Искусство может жить или не жить в будущем здесь; ничто из того, что было сделано в другом месте, чтобы вырастить его или взрастить, не сделало его сильнее. Оно всегда приходило по милости Божьей, чтобы ему помогли, когда оно здесь, или задушили; но ни один садовник никогда не видел его семени. Некоторые из моих друзей в Японии погружены в движение, чтобы спасти то, что есть от прошлого в искусстве, чтобы сохранить его традиции, чтобы продолжать обучение старыми способами, без прямого противодействия тому, что может быть хорошим в новом. Они видят вокруг себя разрушение того, что было прекрасным, и новые влияния, не производящие ничего, даже плохих имитаций Европы. Я знаю слишком мало, на чём основаны их надежды, но О——, который находится в «тенденции», плывёт с нами в Америку и Европу, и я, возможно, узнаю больше через него. Тем временем он должен разузнать вместе с профессором Ф—— об образовании художника и ремесленника у нас и посмотреть, «как мы это делаем». Я глубоко заинтересован в их начинании, возможно, самом замечательном из всех подобных запросов — если оно проводится честно. Но я вижу смутные видения искажённых ценностей, коммерческих авторитетов, на которых смотрят как на художественные, тех же трудностей, например, с которыми я мог бы встретиться, если бы хотел сейчас сделать официальный отчёт, не для публики или правительства — это всегда легко — а для себя, у которого нет особого интереса быть введённым в заблуждение, о методах искусства и промышленности, которые были и существуют на Востоке.
... Три дня потрачены впустую. Я почти не делаю никакой работы, и ко мне приходит, как наказание, чувство ничтожности многого здесь, происходящее, я думаю, от фактической малости многих деталей — от размеров маленьких домов, маленьких садов, хрупких материалов, установленных манер.
... Завтра мы отправимся к чему-то великому, к великой статуе, «Дайбуцу», в Камакуре, и, возможно, мы даже доберёмся до Эносимы, но я сомневаюсь в этом. Это будет наш последний день, так как мы отплывём на следующее утро в Кобе. Когда я бегу по улицам Токио во второй половине дня, с чувством, которое я пытался записать, о том, что вещи сузились, став привычными, приходит взволнованная меланхолия отъезда, и эта же уродливость и прелесть имеют новую ценность, когда я смотрю на них в последний раз. Я сижу в маленьком чайном домике возле станции, ожидая А——, и пью «порошковый чай», который на вкус лучше, чем когда-либо, как стремянную чашу. И я не обижаюсь на фамильярность большого китайца, гордящегося своим английским и национальным превосходством здесь в размере и коммерческой ценности, который обращается ко мне и пытается выяснить, имею ли я тоже коммерческую ценность.
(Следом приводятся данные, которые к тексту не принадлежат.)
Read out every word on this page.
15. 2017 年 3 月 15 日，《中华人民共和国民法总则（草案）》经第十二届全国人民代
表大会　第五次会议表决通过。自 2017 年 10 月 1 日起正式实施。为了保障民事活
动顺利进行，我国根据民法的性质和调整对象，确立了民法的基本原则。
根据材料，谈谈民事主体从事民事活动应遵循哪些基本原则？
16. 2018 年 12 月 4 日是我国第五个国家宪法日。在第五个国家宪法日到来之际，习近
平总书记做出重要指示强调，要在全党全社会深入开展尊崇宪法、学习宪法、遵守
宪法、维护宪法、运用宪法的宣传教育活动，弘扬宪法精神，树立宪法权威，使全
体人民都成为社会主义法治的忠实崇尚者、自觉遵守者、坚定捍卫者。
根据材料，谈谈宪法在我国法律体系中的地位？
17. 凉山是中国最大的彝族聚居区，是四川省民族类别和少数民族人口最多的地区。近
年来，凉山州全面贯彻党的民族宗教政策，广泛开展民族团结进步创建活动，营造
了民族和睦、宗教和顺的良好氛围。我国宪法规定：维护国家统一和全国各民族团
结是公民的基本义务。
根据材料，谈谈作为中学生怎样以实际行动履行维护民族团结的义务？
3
Мои ответы озадачивают его, и он оставляет меня в неведении относительно количеств и уходит с наглой величественностью своих собратьев среди этой меньшей и менее коммерческой расы.
... За обедом я вижу за столом рядом со мной японского джентльмена, не очень молодого, обедающего со своей женой и другой дамой, которая, как мне сказали, является известной гейшей. Эту информацию я получаю от своего более или менее верного курьера, который также даёт мне какое-то смутное намёк на то, что этот джентльмен участвовал в убийстве Ричардсона, англичанина, много лет назад, при старом режиме, за которое убийство кто-то другой был обезглавлен. Жена корректна и неподвижна, гейша оживлена, с большим количеством цвета и очарования. Немец или русский сидит за другим столом, тяжёлый, дипломатичный, с густой бородой; гейша узнаёт его, встаёт, подходит к его столу и склоняется очень низко перед ним, почти становясь на колени; затем говорит вежливо и оживлённо, как будто в комплимент, на что дипломат, не поворачивая головы, говорит слово или два отстранённо. Затем гейша снова склоняется к столу, уважительно пятится назад, а затем возвращается на своё место. Я забавляюсь этой полной инверсией наших собственных привычек и вспоминаю манеры и настойчивое внимание наших мужчин в театрах, когда они обращаются к равнодушной красавице. Я вижу также, что точки атаки и защиты должны быть другими.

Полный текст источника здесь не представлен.